Just thought I would share some pics

Here are some before and afters























































The last few are when I was running the support rods. Unfortunately someone damaged my front end so it will be changing soon.


----------



## Fast Freddy Kaye (Jul 22, 2007)

*Love the front..*

I like the grills, may I ask where you purchased them?


----------



## kircher21 (Aug 22, 2006)

Thanks
I bought them from www.racemeshgrilles.com


----------



## bigcountry (Mar 28, 2007)

Looks good, I actually looked for that color and couldn't find it. What kind of wheels are you sporting? :cheers


----------



## koman (Sep 25, 2006)

dude, whatever you do, don't post any more pictures like that....you made me very jealous of color. love that midnight blue  looks really good with spoiler delete and the addition of the front adjustable spoiler.


----------



## way2fasts (May 16, 2009)

what years did they make that color, cause i have never seen that before


----------



## MJGTOWISH (Jun 15, 2006)

Wait, did you have your car painted Midnight blue? Or is that a factory color?

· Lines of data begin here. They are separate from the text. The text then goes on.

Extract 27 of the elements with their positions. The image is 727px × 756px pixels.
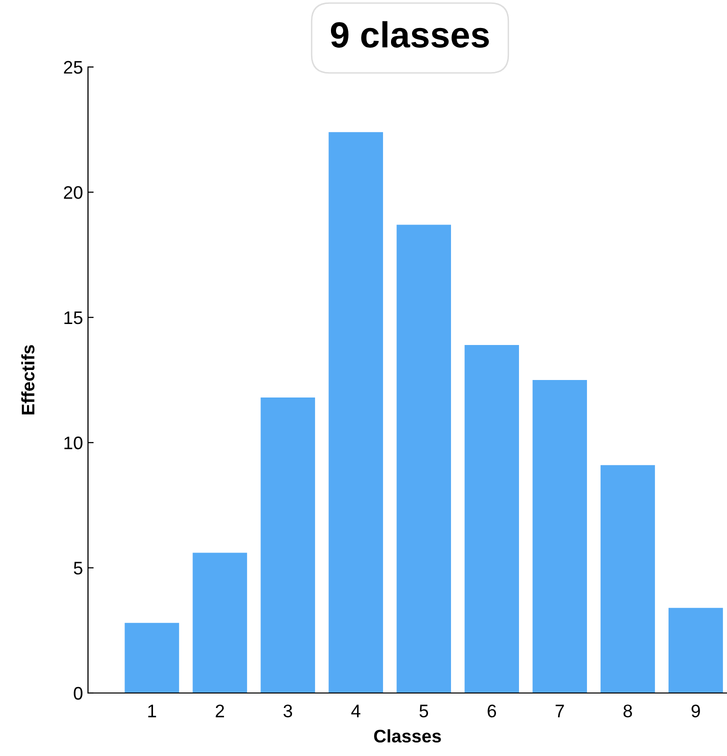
y-tick-label: 20 (64, 186, 82, 199)
x-tick-label: 7 (556, 704, 564, 718)
y-tick-label: 10 (64, 436, 82, 450)
x-tick-label: 4 (351, 704, 360, 718)
x-axis-title: Classes (374, 729, 441, 743)
x-tick-label: 5 (420, 704, 428, 718)
x-tick-label: 1 (148, 704, 156, 718)
y-tick-label: 15 (64, 312, 82, 324)
x-tick-label: 6 (488, 704, 496, 718)
bar (328, 132, 384, 693)
x-tick-label: 3 (284, 704, 292, 718)
y-tick-label: 0 (74, 686, 82, 700)
x-tick-label: 8 (624, 704, 632, 718)
bar (260, 398, 316, 693)
x-tick-label: 2 (216, 704, 224, 718)
bar (396, 224, 452, 693)
bar (464, 344, 519, 693)
chart-title: 9 classes (330, 21, 489, 48)
x-tick-label: 9 (692, 704, 700, 718)
bar (600, 465, 655, 693)
bar (124, 622, 180, 693)
bar (668, 608, 723, 693)
bar (192, 552, 248, 693)
y-axis-title: Effectifs (21, 345, 34, 414)
bar (532, 380, 587, 693)
y-tick-label: 25 (64, 60, 82, 74)
y-tick-label: 5 (74, 562, 82, 575)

If so I need to too now  Gee thanks 

Or I bought the wrong one.......In either case i feel like a FAILURE!


----------



## MJGTOWISH (Jun 15, 2006)

**** this thread is old.......


----------



## Poncho Dan (Jun 30, 2009)

That front lip looks hideous, most especially with the turnbuckles holding it in place.


----------



## mfriend193 (Mar 26, 2009)

dude your car looks badass. I'm trying to put those grills on mine. But tryinto get the funds first. But i love the color


----------



## IRONSIGHT (Oct 10, 2009)

What size are the rims? Are they TSWs'? They look perfect.


----------



## johnasaurus (Sep 14, 2009)

I saw one that color on Ebay and it looked NICE, only other one I've ever seen!


----------



## Cobra126 (Sep 24, 2009)

Car looks smooth without the spoiler!! I may have to do that too!!


----------